Henry Silva was always so good at playing so bad, earning a spot in our memories for the intensity of his performances and that unusually cruel, menacingly handsome mug
The peripheral Rat Packer (Dean Martin's daughter remembered him on Twitter upon his death), who was so popular in Hollywood, died Wednesday in Woodland Hills, California, in assisted living just shy of 96, his son Scott Silva confirmed to The New York Times.
With over 125 credits, Silva was almost always a brute, a killer, a henchman, or — as was par for the course in the movies at the time — drafted to play "ethnic" roles, thanks to his Italian-Hispanic heritage. That meant he might play a Korean on one project and a Native American on the next.

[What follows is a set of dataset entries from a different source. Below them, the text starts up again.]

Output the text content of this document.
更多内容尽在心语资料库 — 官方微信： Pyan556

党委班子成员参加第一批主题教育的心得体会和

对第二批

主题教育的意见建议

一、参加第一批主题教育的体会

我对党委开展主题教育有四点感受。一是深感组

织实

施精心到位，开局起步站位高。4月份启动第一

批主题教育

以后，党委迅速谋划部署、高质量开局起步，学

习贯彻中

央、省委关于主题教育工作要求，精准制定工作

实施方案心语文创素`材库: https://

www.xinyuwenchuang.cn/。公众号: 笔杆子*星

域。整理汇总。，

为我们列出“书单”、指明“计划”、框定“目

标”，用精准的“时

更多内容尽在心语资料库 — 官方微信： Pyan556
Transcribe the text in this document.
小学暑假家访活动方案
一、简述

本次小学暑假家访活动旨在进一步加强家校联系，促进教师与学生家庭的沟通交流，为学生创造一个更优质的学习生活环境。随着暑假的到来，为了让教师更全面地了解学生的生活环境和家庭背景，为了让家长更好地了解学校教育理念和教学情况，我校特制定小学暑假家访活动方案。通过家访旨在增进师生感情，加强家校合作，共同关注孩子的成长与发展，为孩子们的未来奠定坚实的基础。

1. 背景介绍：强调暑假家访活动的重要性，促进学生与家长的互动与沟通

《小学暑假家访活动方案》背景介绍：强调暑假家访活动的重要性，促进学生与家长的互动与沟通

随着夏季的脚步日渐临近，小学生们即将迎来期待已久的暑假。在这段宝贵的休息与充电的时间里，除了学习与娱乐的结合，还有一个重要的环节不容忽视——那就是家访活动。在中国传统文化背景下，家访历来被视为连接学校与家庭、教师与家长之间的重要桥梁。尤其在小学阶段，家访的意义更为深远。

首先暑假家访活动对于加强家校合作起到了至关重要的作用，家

He somehow made his dirty work glamorous, and once said he never went to the same "dark place" when toiling in typecast parts; a veteran of the Actors Studio and of Broadway, it was no wonder.
Among his appearances: A Hatful of Rain (1957), Ocean's Eleven (1960), Johnny Cool (1963), Sharky's Machine (1981), Above the Law (1998), and a career-finale cameo in the 2001 remake of Ocean's Eleven, providing a rare graceful exit for a working actor retiring in his seventies.
Silva was married and divorced three times. He is survived by his two sons.